Short Kirsty R, Vissers Marloes, de Kleijn Stan, Zomer Aldert L, Kedzierska Katherine, Grant Emma, Reading Patrick C, Hermans Peter W M, Ferwerda Gerben, Diavatopoulos Dimitri A
Department of Microbiology and Immunology, The University of Melbourne, Melbourne, Vic., Australia.
J Innate Immun. 2014;6(2):129-39. doi: 10.1159/000353905. Epub 2013 Aug 20.

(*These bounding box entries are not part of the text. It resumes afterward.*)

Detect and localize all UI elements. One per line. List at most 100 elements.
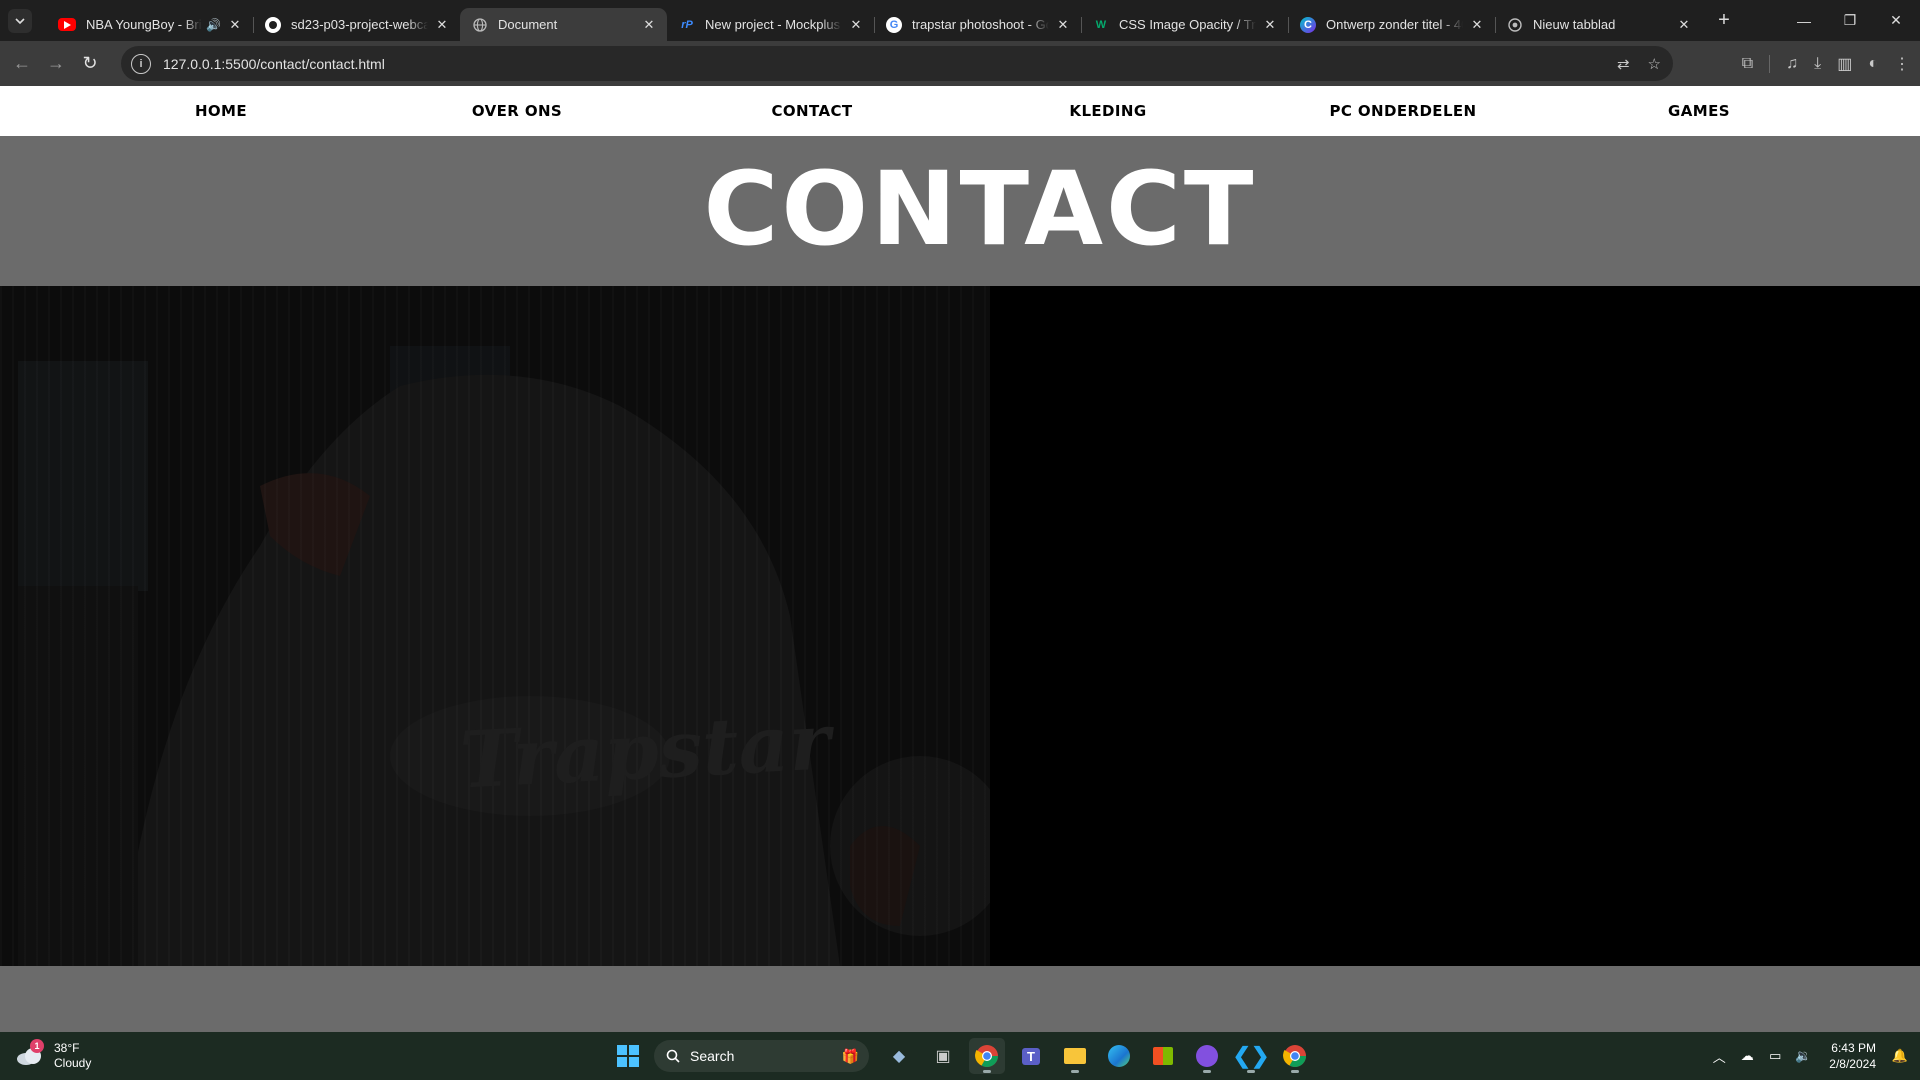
plus-icon: + xyxy=(1718,9,1730,31)
back-button[interactable]: ← xyxy=(5,47,39,81)
close-icon[interactable]: ✕ xyxy=(1676,17,1692,33)
page-footer xyxy=(0,966,1920,1032)
close-icon[interactable]: ✕ xyxy=(641,17,657,33)
arrow-right-icon: → xyxy=(47,53,65,73)
nav-link-home[interactable]: HOME xyxy=(73,86,369,136)
chrome-taskbar-button[interactable] xyxy=(969,1038,1005,1074)
media-controls-icon[interactable]: ♫ xyxy=(1786,55,1798,73)
running-indicator xyxy=(1291,1070,1299,1073)
nav-link-kleding[interactable]: KLEDING xyxy=(960,86,1256,136)
profile-avatar-icon[interactable]: ◐ xyxy=(1868,55,1878,73)
nav-link-games[interactable]: GAMES xyxy=(1551,86,1847,136)
nav-link-over-ons[interactable]: OVER ONS xyxy=(369,86,665,136)
download-icon[interactable]: ⤓ xyxy=(1814,55,1821,73)
tab-w3schools[interactable]: W CSS Image Opacity / Trans ✕ xyxy=(1081,8,1288,41)
close-icon[interactable]: ✕ xyxy=(227,17,243,33)
toolbar-divider xyxy=(1769,54,1771,73)
search-highlight-icon: 🎁 xyxy=(841,1047,859,1064)
vscode-icon: ❮❯ xyxy=(1232,1043,1270,1068)
running-indicator xyxy=(983,1070,991,1073)
start-button[interactable] xyxy=(610,1038,646,1074)
tab-title: CSS Image Opacity / Trans xyxy=(1119,17,1256,32)
chrome-icon xyxy=(1283,1045,1306,1067)
extensions-icon[interactable]: ⧉ xyxy=(1742,55,1753,73)
edge-button[interactable] xyxy=(1101,1038,1137,1074)
store-button[interactable] xyxy=(1145,1038,1181,1074)
translate-icon[interactable]: ⇄ xyxy=(1617,55,1630,73)
network-icon[interactable]: ▭ xyxy=(1761,1048,1789,1064)
canva-icon: C xyxy=(1300,16,1316,33)
mockplus-icon: rP xyxy=(681,18,693,31)
page-title: CONTACT xyxy=(703,149,1257,269)
reload-icon: ↻ xyxy=(82,53,98,73)
hoodie-logo-text: Trapstar xyxy=(457,696,833,807)
chrome-second-button[interactable] xyxy=(1277,1038,1313,1074)
clock-date: 2/8/2024 xyxy=(1829,1057,1876,1071)
notification-bell-icon[interactable]: 🔔 xyxy=(1886,1048,1914,1064)
task-view-icon: ▣ xyxy=(935,1048,951,1065)
weather-widget[interactable]: 1 38°F Cloudy xyxy=(16,1038,91,1074)
bookmark-star-icon[interactable]: ☆ xyxy=(1648,55,1661,73)
taskbar-search[interactable]: Search 🎁 xyxy=(654,1040,869,1072)
page-banner: CONTACT xyxy=(0,136,1920,286)
menu-dots-icon[interactable]: ⋮ xyxy=(1894,54,1910,74)
restore-button[interactable]: ❐ xyxy=(1827,0,1873,41)
clock[interactable]: 6:43 PM 2/8/2024 xyxy=(1829,1040,1876,1072)
arrow-left-icon: ← xyxy=(13,53,31,73)
tab-mockplus[interactable]: rP New project - Mockplus ✕ xyxy=(667,8,874,41)
reload-button[interactable]: ↻ xyxy=(73,47,107,81)
windows-icon xyxy=(617,1045,639,1067)
running-indicator xyxy=(1071,1070,1079,1073)
copilot-button[interactable]: ◆ xyxy=(881,1038,917,1074)
youtube-icon xyxy=(58,18,76,31)
clock-time: 6:43 PM xyxy=(1831,1041,1876,1055)
tab-title: Ontwerp zonder titel - 40 xyxy=(1326,17,1463,32)
chevron-up-icon[interactable]: ︿ xyxy=(1705,1047,1733,1066)
file-explorer-button[interactable] xyxy=(1057,1038,1093,1074)
close-icon[interactable]: ✕ xyxy=(434,17,450,33)
tab-search-button[interactable] xyxy=(8,8,32,33)
weather-badge: 1 xyxy=(30,1039,44,1053)
chrome-icon xyxy=(1507,17,1523,33)
close-window-button[interactable]: ✕ xyxy=(1873,0,1919,41)
tab-title: sd23-p03-project-webcat xyxy=(291,17,428,32)
new-tab-button[interactable]: + xyxy=(1710,7,1738,35)
tab-document[interactable]: Document ✕ xyxy=(460,8,667,41)
site-info-icon[interactable]: i xyxy=(131,53,151,74)
nav-link-contact[interactable]: CONTACT xyxy=(664,86,960,136)
taskbar-apps: Search 🎁 ◆ ▣ T ❮❯ xyxy=(610,1036,1313,1076)
weather-desc: Cloudy xyxy=(54,1056,92,1070)
tab-title: NBA YoungBoy - Bring xyxy=(86,17,202,32)
url-text[interactable]: 127.0.0.1:5500/contact/contact.html xyxy=(163,56,385,72)
tab-canva[interactable]: C Ontwerp zonder titel - 40 ✕ xyxy=(1288,8,1495,41)
tab-youtube[interactable]: NBA YoungBoy - Bring 🔊 ✕ xyxy=(46,8,253,41)
forward-button[interactable]: → xyxy=(39,47,73,81)
browser-toolbar: ← → ↻ i 127.0.0.1:5500/contact/contact.h… xyxy=(0,41,1920,86)
tab-title: Document xyxy=(498,17,558,32)
tab-google-search[interactable]: G trapstar photoshoot - Goo ✕ xyxy=(874,8,1081,41)
volume-icon[interactable]: 🔉 xyxy=(1789,1048,1817,1064)
tab-github[interactable]: sd23-p03-project-webcat ✕ xyxy=(253,8,460,41)
close-icon[interactable]: ✕ xyxy=(1055,17,1071,33)
task-view-button[interactable]: ▣ xyxy=(925,1038,961,1074)
google-icon: G xyxy=(886,16,902,33)
close-icon[interactable]: ✕ xyxy=(848,17,864,33)
vscode-button[interactable]: ❮❯ xyxy=(1233,1038,1269,1074)
minimize-button[interactable]: — xyxy=(1781,0,1827,41)
edge-icon xyxy=(1108,1045,1130,1067)
close-icon[interactable]: ✕ xyxy=(1469,17,1485,33)
teams-button[interactable]: T xyxy=(1013,1038,1049,1074)
onedrive-icon[interactable]: ☁ xyxy=(1733,1048,1761,1064)
tab-title: New project - Mockplus xyxy=(705,17,841,32)
address-bar[interactable]: i 127.0.0.1:5500/contact/contact.html ⇄ … xyxy=(121,46,1673,81)
nav-link-pc-onderdelen[interactable]: PC ONDERDELEN xyxy=(1255,86,1551,136)
tab-new-tab[interactable]: Nieuw tabblad ✕ xyxy=(1495,8,1702,41)
folder-icon xyxy=(1064,1048,1086,1064)
speaker-icon[interactable]: 🔊 xyxy=(206,18,221,32)
teams-icon: T xyxy=(1022,1047,1040,1065)
search-icon xyxy=(666,1049,680,1063)
close-icon[interactable]: ✕ xyxy=(1262,17,1278,33)
side-panel-icon[interactable]: ▥ xyxy=(1837,54,1852,74)
system-tray: ︿ ☁ ▭ 🔉 6:43 PM 2/8/2024 🔔 xyxy=(1705,1032,1920,1080)
github-desktop-button[interactable] xyxy=(1189,1038,1225,1074)
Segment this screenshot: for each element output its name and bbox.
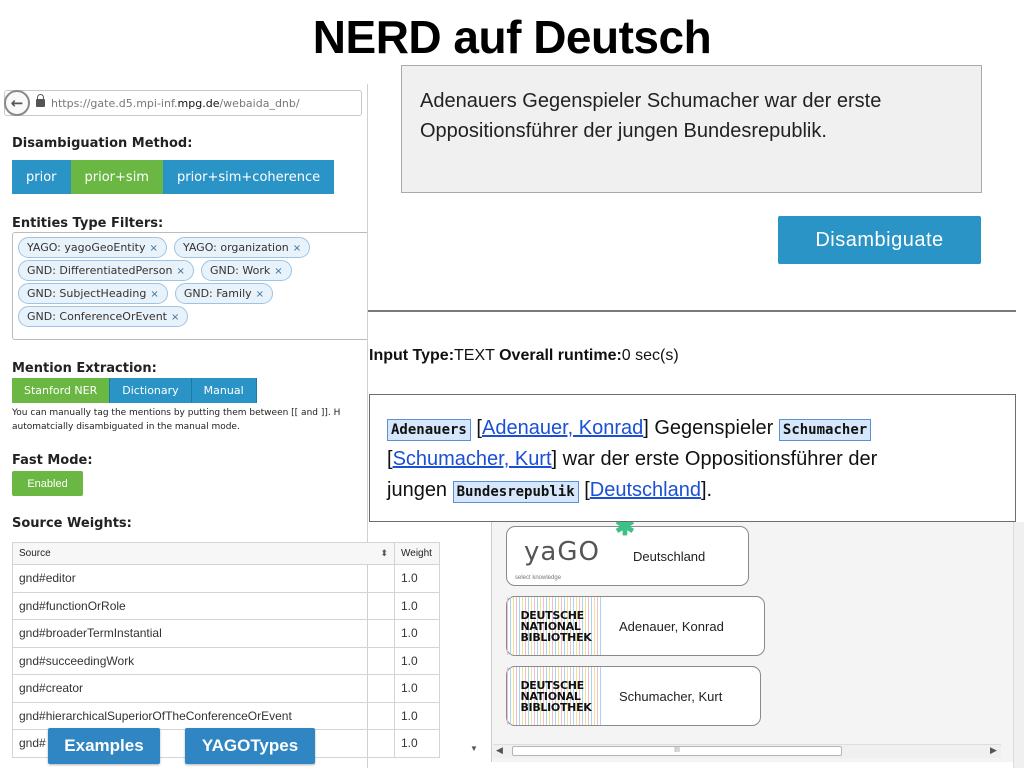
remove-icon[interactable]: × xyxy=(274,266,282,277)
entity-type-filters[interactable]: YAGO: yagoGeoEntity × YAGO: organization ×… xyxy=(12,232,367,340)
table-header-row: Source ⬍ Weight xyxy=(12,542,440,565)
cell-weight[interactable]: 1.0 xyxy=(394,701,440,730)
mention-manual-button[interactable]: Manual xyxy=(191,378,257,403)
remove-icon[interactable]: × xyxy=(150,243,158,254)
mention-stanford-ner-button[interactable]: Stanford NER xyxy=(12,378,111,403)
scroll-left-icon[interactable]: ◀ xyxy=(496,745,503,756)
asterisk-icon: ✱ xyxy=(614,522,635,541)
entity-name: Schumacher, Kurt xyxy=(619,688,723,704)
mention-highlight[interactable]: Adenauers xyxy=(387,419,471,441)
filter-chip[interactable]: GND: ConferenceOrEvent × xyxy=(18,306,189,327)
cell-weight[interactable]: 1.0 xyxy=(394,646,440,675)
cell-weight[interactable]: 1.0 xyxy=(394,729,440,758)
slide-title: NERD auf Deutsch xyxy=(312,11,712,63)
cell-weight[interactable]: 1.0 xyxy=(394,591,440,620)
method-prior-sim-coherence-button[interactable]: prior+sim+coherence xyxy=(162,160,335,194)
entity-card[interactable]: DEUTSCHE NATIONAL BIBLIOTHEK Schumacher, K… xyxy=(506,666,761,726)
table-row[interactable]: gnd#broaderTermInstantial 1.0 xyxy=(12,619,440,648)
dnb-logo: DEUTSCHE NATIONAL BIBLIOTHEK xyxy=(507,667,603,725)
table-row[interactable]: gnd#succeedingWork 1.0 xyxy=(12,646,440,675)
address-bar[interactable]: ← https://gate.d5.mpi-inf.mpg.de/webaida… xyxy=(4,90,362,116)
input-text-area[interactable]: Adenauers Gegenspieler Schumacher war de… xyxy=(401,65,982,193)
remove-icon[interactable]: × xyxy=(176,266,184,277)
disambiguate-button[interactable]: Disambiguate xyxy=(778,216,981,264)
disambiguation-method-group: prior prior+sim prior+sim+coherence xyxy=(12,160,335,194)
entity-filters-heading: Entities Type Filters: xyxy=(12,216,164,231)
scrollbar-thumb[interactable]: III xyxy=(512,746,842,756)
mention-extraction-group: Stanford NER Dictionary Manual xyxy=(12,378,257,403)
filter-chip[interactable]: YAGO: yagoGeoEntity × xyxy=(18,237,167,258)
back-arrow-icon[interactable]: ← xyxy=(4,90,30,116)
column-weight[interactable]: Weight xyxy=(394,542,440,565)
filter-chip[interactable]: YAGO: organization × xyxy=(173,237,311,258)
dnb-logo: DEUTSCHE NATIONAL BIBLIOTHEK xyxy=(507,597,603,655)
entity-name: Deutschland xyxy=(633,548,706,564)
cell-source: gnd#broaderTermInstantial xyxy=(12,619,395,648)
source-weights-heading: Source Weights: xyxy=(12,516,132,531)
filter-chip[interactable]: GND: DifferentiatedPerson × xyxy=(18,260,194,281)
runtime-info: Input Type:TEXT Overall runtime:0 sec(s) xyxy=(369,347,679,364)
filter-chip[interactable]: GND: Family × xyxy=(174,283,274,304)
mention-dictionary-button[interactable]: Dictionary xyxy=(110,378,192,403)
table-row[interactable]: gnd#hierarchicalSuperiorOfTheConferenceO… xyxy=(12,701,440,730)
remove-icon[interactable]: × xyxy=(256,289,264,300)
fast-mode-toggle[interactable]: Enabled xyxy=(12,471,83,496)
table-row[interactable]: gnd#creator 1.0 xyxy=(12,674,440,703)
table-row[interactable]: gnd#functionOrRole 1.0 xyxy=(12,591,440,620)
cell-source: gnd#succeedingWork xyxy=(12,646,395,675)
filter-chip[interactable]: GND: SubjectHeading × xyxy=(18,283,168,304)
mention-note-line1: You can manually tag the mentions by put… xyxy=(12,408,341,418)
mention-highlight[interactable]: Schumacher xyxy=(778,419,872,441)
method-prior-button[interactable]: prior xyxy=(12,160,71,194)
column-source[interactable]: Source ⬍ xyxy=(12,542,395,565)
scroll-down-icon[interactable]: ▼ xyxy=(470,744,478,753)
examples-button[interactable]: Examples xyxy=(48,728,160,764)
table-row[interactable]: gnd#editor 1.0 xyxy=(12,564,440,593)
entity-card[interactable]: yaGO ✱ select knowledge Deutschland xyxy=(506,522,749,586)
url-text: https://gate.d5.mpi-inf.mpg.de/webaida_d… xyxy=(51,96,300,110)
scroll-right-icon[interactable]: ▶ xyxy=(990,745,997,756)
cell-weight[interactable]: 1.0 xyxy=(394,674,440,703)
remove-icon[interactable]: × xyxy=(293,243,301,254)
divider xyxy=(368,310,1016,312)
mention-extraction-heading: Mention Extraction: xyxy=(12,361,157,376)
source-weights-table: Source ⬍ Weight gnd#editor 1.0 gnd#functio… xyxy=(12,542,440,758)
entity-cards-pane: yaGO ✱ select knowledge Deutschland DEUT… xyxy=(491,522,1014,762)
fast-mode-heading: Fast Mode: xyxy=(12,453,93,468)
disambiguation-heading: Disambiguation Method: xyxy=(12,136,193,151)
sort-icon[interactable]: ⬍ xyxy=(380,548,388,559)
entity-name: Adenauer, Konrad xyxy=(619,618,724,634)
cell-source: gnd#functionOrRole xyxy=(12,591,395,620)
mention-note-line2: automatcially disambiguated in the manua… xyxy=(12,422,240,432)
entity-card[interactable]: DEUTSCHE NATIONAL BIBLIOTHEK Adenauer, Kon… xyxy=(506,596,765,656)
cell-weight[interactable]: 1.0 xyxy=(394,564,440,593)
mention-highlight[interactable]: Bundesrepublik xyxy=(452,481,579,503)
cell-weight[interactable]: 1.0 xyxy=(394,619,440,648)
cell-source: gnd#editor xyxy=(12,564,395,593)
entity-link[interactable]: Schumacher, Kurt xyxy=(393,448,552,470)
cell-source: gnd#hierarchicalSuperiorOfTheConferenceO… xyxy=(12,701,395,730)
entity-link[interactable]: Deutschland xyxy=(590,479,701,501)
remove-icon[interactable]: × xyxy=(171,312,179,323)
yagotypes-button[interactable]: YAGOTypes xyxy=(185,728,315,764)
remove-icon[interactable]: × xyxy=(150,289,158,300)
yago-logo: yaGO ✱ select knowledge xyxy=(507,522,635,585)
cell-source: gnd#creator xyxy=(12,674,395,703)
vertical-scrollbar[interactable] xyxy=(1013,522,1024,768)
method-prior-sim-button[interactable]: prior+sim xyxy=(70,160,163,194)
annotated-result: Adenauers [Adenauer, Konrad] Gegenspiele… xyxy=(369,394,1016,522)
lock-icon xyxy=(36,94,45,107)
filter-chip[interactable]: GND: Work × xyxy=(200,260,292,281)
entity-link[interactable]: Adenauer, Konrad xyxy=(482,417,643,439)
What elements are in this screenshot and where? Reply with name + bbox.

It is well established that infection with influenza A virus (IAV) facilitates secondary bacterial disease. However, there is a growing body of evidence that the microbial context in which IAV infection occurs can affect both innate and adaptive responses to the virus. To date, these studies have been restricted to murine models of disease and the relevance of these findings in primary human cells remains to be elucidated. Here, we show that pre-stimulation of primary human monocyte-derived macrophages (MDMs) with the bacterial ligand lipopolysaccharide (LPS) reduces the ability of IAV to infect these cells. The inhibition of IAV infection was associated with a reduced transcription of viral RNA and the ability of LPS to induce an anti-viral/type I interferon response in human MDMs. We demonstrated that this reduced rate of viral infection is associated with a reduced ability to present a model antigen to autologous CD8+ T cells. Taken together, these data provide the first evidence that exposure to bacterial ligands like LPS can play an important role in modulating the immune response of primary human immune cells towards IAV infection, which may then have important consequences for the development of the host's adaptive immune response.
甲型流感病毒(IAV)感染会引发继发性细菌性疾病,这一点已得到充分证实。然而,越来越多的证据表明,IAV感染所处的微生物环境会影响对该病毒的固有免疫和适应性免疫反应。迄今为止,这些研究仅限于疾病的小鼠模型,这些发现在原代人类细胞中的相关性仍有待阐明。在此,我们表明,用细菌配体脂多糖(LPS)对原代人类单核细胞衍生的巨噬细胞(MDM)进行预刺激会降低IAV感染这些细胞的能力。IAV感染的抑制与病毒RNA转录减少以及LPS在人类MDM中诱导抗病毒/I型干扰素反应的能力有关。我们证明,这种病毒感染率降低与向自体CD8 + T细胞呈递模型抗原的能力降低有关。综上所述,这些数据首次证明,接触像LPS这样的细菌配体在调节原代人类免疫细胞对IAV感染的免疫反应中可能发挥重要作用,这可能对宿主适应性免疫反应的发展产生重要影响。